August 10 2015
These tips could help injured runners, beginners, and pregnant women stay in shape.
*Courtesy of The Fitnessista
Core training is an integral component of any balanced fitness plan. Not only does it help stabilize us in everyday movements, but a strong core can improve posture, reduce back pain, and decrease the risk of injuries from lack of stabilization.
Some tips for core training:
You can train your core ANYWHERE. Sit up tall, lift up your chest and drop your shoulders down and back. Now, think about bracing your core and draw in the spot 2 inches below your belly button towards your spine. Hold for 10 seconds. Rest for 3-5 seconds and repeat. Sneaky core training! You can do this driving, at the office, watching TV, or during overdrawn conversations.
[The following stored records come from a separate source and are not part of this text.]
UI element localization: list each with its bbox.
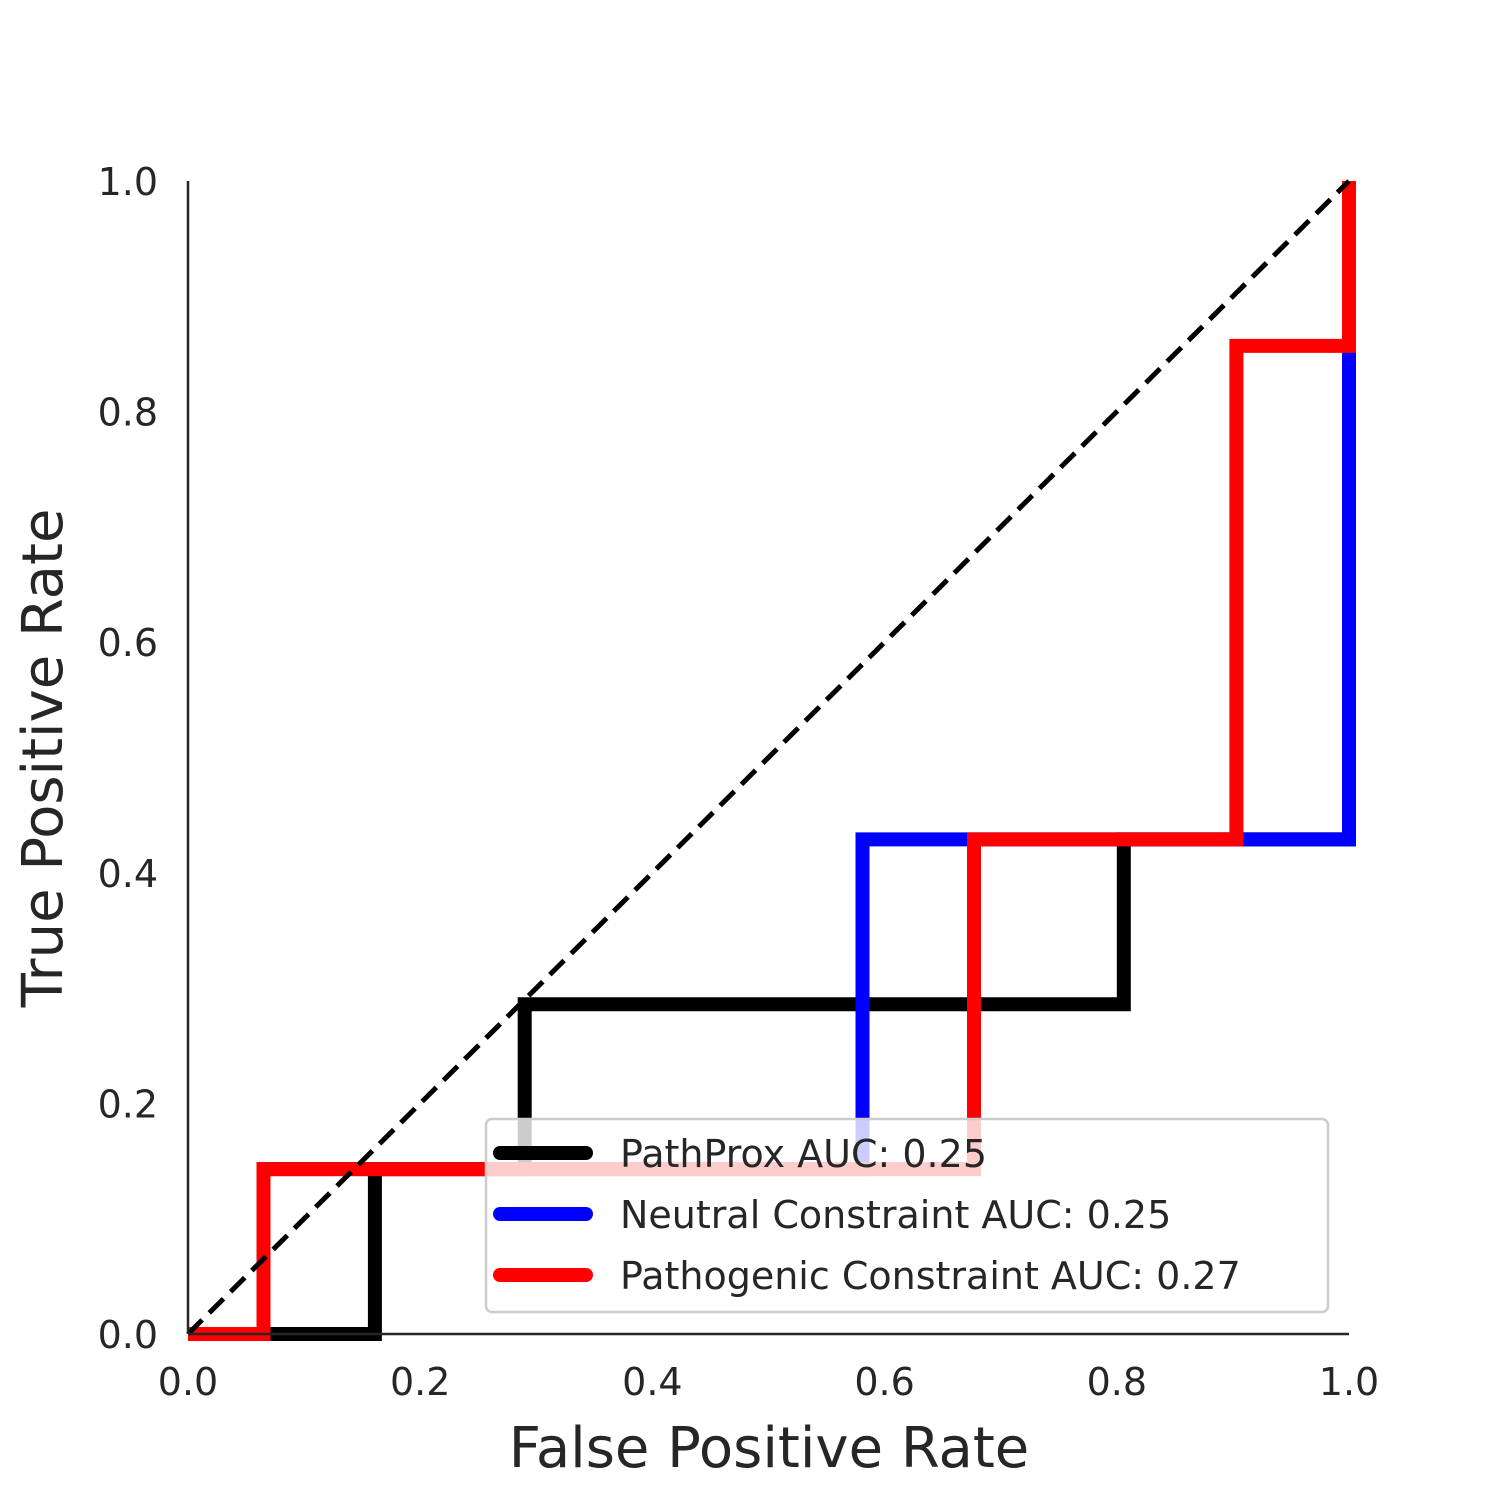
x-tick-label-1: 0.2	[390, 1360, 450, 1404]
x-tick-label-2: 0.4	[622, 1360, 682, 1404]
legend-box	[484, 1117, 1330, 1314]
legend: PathProx AUC: 0.25 Neutral Constraint AUC…	[484, 1117, 1330, 1314]
y-tick-label-3: 0.6	[98, 621, 158, 665]
reference-diagonal-line	[186, 179, 1351, 1336]
axes-layer: 0.0 0.2 0.4 0.6 0.8 1.0 0.0 0.2 0.4 0.6 0.8 1.0	[98, 160, 1380, 1404]
y-tick-label-2: 0.4	[98, 852, 158, 896]
y-tick-label-1: 0.2	[98, 1082, 158, 1126]
y-tick-label-0: 0.0	[98, 1313, 158, 1357]
y-tick-label-4: 0.8	[98, 391, 158, 435]
x-tick-label-5: 1.0	[1319, 1360, 1379, 1404]
legend-label-0: PathProx AUC: 0.25	[620, 1132, 987, 1176]
x-axis-label: False Positive Rate	[509, 1416, 1029, 1481]
legend-label-2: Pathogenic Constraint AUC: 0.27	[620, 1254, 1241, 1298]
x-tick-label-4: 0.8	[1087, 1360, 1147, 1404]
y-tick-label-5: 1.0	[98, 160, 158, 204]
series-line-2	[188, 181, 1356, 1341]
legend-label-1: Neutral Constraint AUC: 0.25	[620, 1193, 1171, 1237]
x-tick-label-0: 0.0	[158, 1360, 218, 1404]
y-axis-label: True Positive Rate	[11, 509, 76, 1009]
x-tick-label-3: 0.6	[854, 1360, 914, 1404]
Make sure to train all components of the core. This is NOT just your six-pack muscles (rectus abdominis). I like to think of the core as our entire trunk: everything but our arms and legs. In your core training, be sure to include some transverse abdominis work (planking), oblique training (Russian twists), back work (deadlifts and Supermans), and if you’re an extra credit type person, pelvic floor strengthening (Kegels) and glute exercises (bridges and squats).
It’s typical to train the core as a moving muscle, but that’s not how we functionally use the core in everyday life. The core’s main job is stabilization. We do a lot of deadlifts during the day (especially if you have a tendency to drop things), squats (sitting to standing), stabilizing (all day!) and rotations. Think about how the exercises you choose will mimic and strengthen the movements for everyday activities.
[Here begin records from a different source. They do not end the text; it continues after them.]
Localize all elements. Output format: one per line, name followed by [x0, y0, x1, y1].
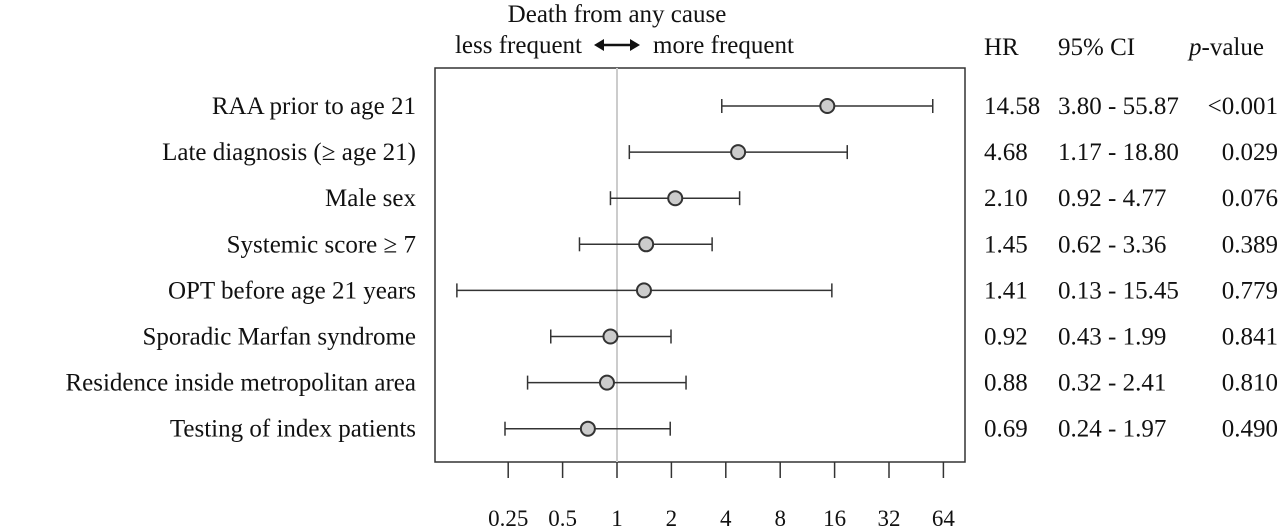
- x-tick-label: 2: [666, 506, 678, 528]
- x-tick-label: 0.5: [548, 506, 577, 528]
- hr-point: [667, 190, 684, 207]
- hr-point: [579, 420, 596, 437]
- plot-frame: [434, 67, 966, 463]
- hr-point: [602, 328, 619, 345]
- direction-left-label: less frequent: [455, 32, 582, 59]
- row-label: OPT before age 21 years: [168, 277, 416, 304]
- p-value: 0.389: [1222, 231, 1278, 258]
- row-label: Sporadic Marfan syndrome: [142, 324, 416, 351]
- column-header-ci: 95% CI: [1058, 34, 1135, 61]
- double-arrow-icon: [594, 39, 640, 51]
- p-value: 0.810: [1222, 370, 1278, 397]
- x-tick-label: 16: [823, 506, 846, 528]
- ci-value: 0.13 - 15.45: [1058, 277, 1179, 304]
- direction-right-label: more frequent: [653, 32, 794, 59]
- ci-value: 0.43 - 1.99: [1058, 324, 1166, 351]
- hr-point: [598, 374, 615, 391]
- p-value: 0.076: [1222, 185, 1278, 212]
- row-label: Residence inside metropolitan area: [65, 370, 416, 397]
- column-header-hr: HR: [984, 34, 1019, 61]
- chart-title: Death from any cause: [508, 1, 727, 28]
- forest-row: Late diagnosis (≥ age 21) 4.68 1.17 - 18.8…: [162, 139, 1278, 166]
- p-value: 0.841: [1222, 324, 1278, 351]
- pvalue-suffix: -value: [1202, 34, 1264, 61]
- hr-value: 0.69: [984, 416, 1028, 443]
- hr-value: 0.92: [984, 324, 1028, 351]
- x-tick-label: 32: [878, 506, 901, 528]
- forest-row: Testing of index patients 0.69 0.24 - 1.97…: [170, 416, 1278, 443]
- forest-row: RAA prior to age 21 14.58 3.80 - 55.87 <0.0…: [212, 93, 1278, 120]
- ci-value: 0.92 - 4.77: [1058, 185, 1166, 212]
- column-header-pvalue: p-value: [1187, 34, 1264, 61]
- hr-point: [638, 236, 655, 253]
- hr-value: 1.41: [984, 277, 1028, 304]
- hr-value: 0.88: [984, 370, 1028, 397]
- x-tick-label: 0.25: [488, 506, 528, 528]
- forest-row: Residence inside metropolitan area 0.88 0.…: [65, 370, 1278, 397]
- ci-value: 3.80 - 55.87: [1058, 93, 1179, 120]
- hr-point: [819, 98, 836, 114]
- hr-point: [635, 282, 652, 299]
- x-tick-label: 64: [932, 506, 956, 528]
- ci-value: 0.62 - 3.36: [1058, 231, 1166, 258]
- p-value: 0.490: [1222, 416, 1278, 443]
- forest-row: OPT before age 21 years 1.41 0.13 - 15.45 0…: [168, 277, 1278, 304]
- hr-point: [730, 144, 747, 161]
- forest-row: Systemic score ≥ 7 1.45 0.62 - 3.36 0.389: [227, 231, 1278, 258]
- x-tick-label: 4: [720, 506, 732, 528]
- row-label: Testing of index patients: [170, 416, 416, 443]
- p-value: 0.029: [1222, 139, 1278, 166]
- row-label: Late diagnosis (≥ age 21): [162, 139, 416, 166]
- p-value: <0.001: [1208, 93, 1278, 120]
- row-label: Systemic score ≥ 7: [227, 231, 416, 258]
- hr-value: 2.10: [984, 185, 1028, 212]
- pvalue-italic-p: p: [1187, 34, 1202, 61]
- row-label: Male sex: [325, 185, 416, 212]
- hr-value: 14.58: [984, 93, 1040, 120]
- hr-value: 1.45: [984, 231, 1028, 258]
- p-value: 0.779: [1222, 277, 1278, 304]
- ci-value: 0.24 - 1.97: [1058, 416, 1166, 443]
- hr-value: 4.68: [984, 139, 1028, 166]
- ci-value: 0.32 - 2.41: [1058, 370, 1166, 397]
- forest-row: Male sex 2.10 0.92 - 4.77 0.076: [325, 185, 1278, 212]
- forest-row: Sporadic Marfan syndrome 0.92 0.43 - 1.99 0…: [142, 324, 1278, 351]
- x-tick-label: 1: [611, 506, 623, 528]
- ci-value: 1.17 - 18.80: [1058, 139, 1179, 166]
- row-label: RAA prior to age 21: [212, 93, 416, 120]
- x-tick-label: 8: [774, 506, 786, 528]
Implementing core training in your routine:
You do not need to train your core every day. The muscles in your core are just that: muscles. Like all other muscles, they need time to rest and recover. I would recommend every other day.
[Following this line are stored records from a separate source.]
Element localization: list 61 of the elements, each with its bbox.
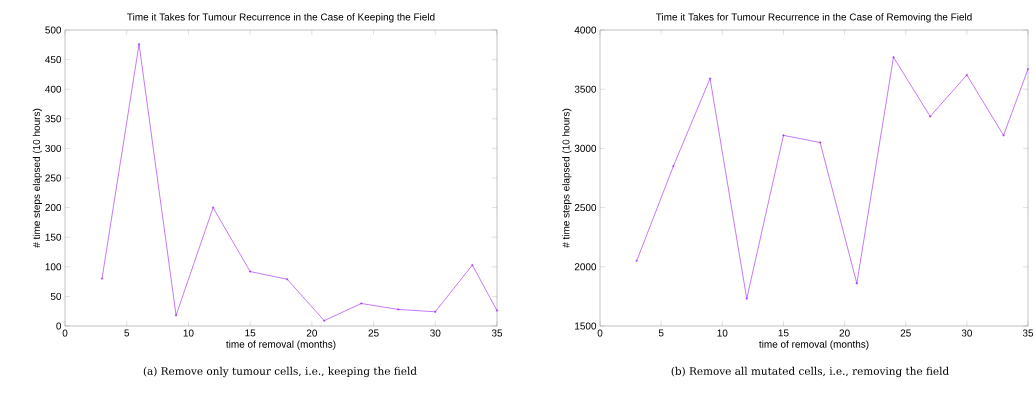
y-tick-label: 50: [50, 292, 62, 300]
chart-title: Time it Takes for Tumour Recurrence in the Case of Removing the Field: [655, 13, 972, 23]
x-tick-label: 35: [1022, 329, 1034, 337]
x-tick-label: 35: [491, 329, 503, 337]
x-tick-label: 5: [124, 329, 130, 337]
x-tick-label: 10: [717, 329, 728, 337]
y-tick-label: 400: [45, 85, 62, 93]
point: [708, 77, 712, 81]
point: [855, 281, 859, 285]
x-tick-label: 25: [368, 329, 379, 337]
x-tick-label: 5: [658, 329, 664, 337]
point: [928, 114, 932, 118]
point: [781, 133, 785, 137]
y-tick-label: 150: [45, 233, 62, 241]
point: [396, 307, 400, 311]
x-tick-label: 20: [306, 329, 318, 337]
point: [671, 164, 675, 168]
x-tick-label: 30: [961, 329, 973, 337]
y-tick-label: 100: [45, 263, 62, 271]
chart-title: Time it Takes for Tumour Recurrence in the Case of Keeping the Field: [127, 13, 435, 23]
x-tick-label: 20: [839, 329, 850, 337]
y-tick-label: 0: [56, 322, 62, 330]
x-tick-label: 10: [183, 329, 194, 337]
point: [359, 302, 363, 305]
y-tick-label: 4000: [574, 26, 597, 34]
y-tick-label: 500: [45, 26, 62, 34]
y-tick-label: 450: [45, 56, 62, 64]
point: [891, 55, 895, 59]
point: [470, 263, 474, 267]
point: [1002, 133, 1006, 137]
x-axis-title: time of removal (months): [759, 340, 869, 350]
y-tick-label: 300: [45, 144, 62, 152]
point: [248, 270, 252, 274]
y-tick-label: 3000: [574, 144, 597, 152]
y-tick-label: 200: [45, 204, 62, 212]
point: [433, 310, 437, 314]
y-tick-label: 3500: [574, 85, 597, 93]
x-axis-title: time of removal (months): [226, 340, 336, 350]
y-tick-label: 250: [45, 174, 62, 182]
x-tick-label: 25: [900, 329, 911, 337]
point: [745, 297, 749, 301]
point: [322, 319, 326, 323]
point: [174, 313, 178, 317]
x-tick-label: 30: [430, 329, 441, 337]
point: [965, 73, 969, 77]
y-tick-label: 2500: [574, 204, 597, 212]
point: [818, 140, 822, 144]
text: (b) Remove all mutated cells, i.e., removing the field: [671, 366, 949, 378]
y-axis-title: # time steps elapsed (10 hours): [32, 108, 43, 248]
y-tick-label: 2000: [574, 263, 597, 271]
text: (a) Remove only tumour cells, i.e., keeping the field: [143, 366, 417, 378]
y-tick-label: 1500: [575, 322, 597, 330]
point: [211, 206, 215, 210]
y-tick-label: 350: [45, 115, 62, 123]
point: [137, 42, 141, 46]
x-tick-label: 0: [62, 329, 68, 337]
y-axis-title: # time steps elapsed (10 hours): [562, 108, 572, 248]
x-tick-label: 0: [597, 329, 603, 337]
x-tick-label: 15: [778, 329, 789, 337]
x-tick-label: 15: [245, 329, 256, 337]
point: [285, 277, 289, 281]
Include a mixture of isolation work, unilateral work (training one side and then the other using kettlebells or a dumbbell), standing core work (I have a workout here!) and functional movements like medicine ball slams and woodchops.
Change it up! A good rule of thumb is if you did it last time, don’t do it this time. By constantly changing your routine, you will keep your body guessing and fight plateaus. Play with sets, reps, and various types of exercises.
Plank wisely. The plank can become a total-body exercise because after 10 seconds, our other muscles kick in to support our bodyweight. If you want this to be pure core-only, rest for 3 seconds after planking for 10 and repeat.
Add in a balance component. Challenging balance is a great way to kick in the deep core stabilizing muscles, and also work on proprioception. Nervea responses to tell our body where its located in space, which can help prevent falls as we age. An easy way to add a balance component: try variations of the exercises on a stability ball, BOSU, or standing on one leg.
Usually how often you train your core will not have a huge visible impact BUT, train your core for health, stabilization, posture, injury prevention and the countless other benefits. And because it’s fun!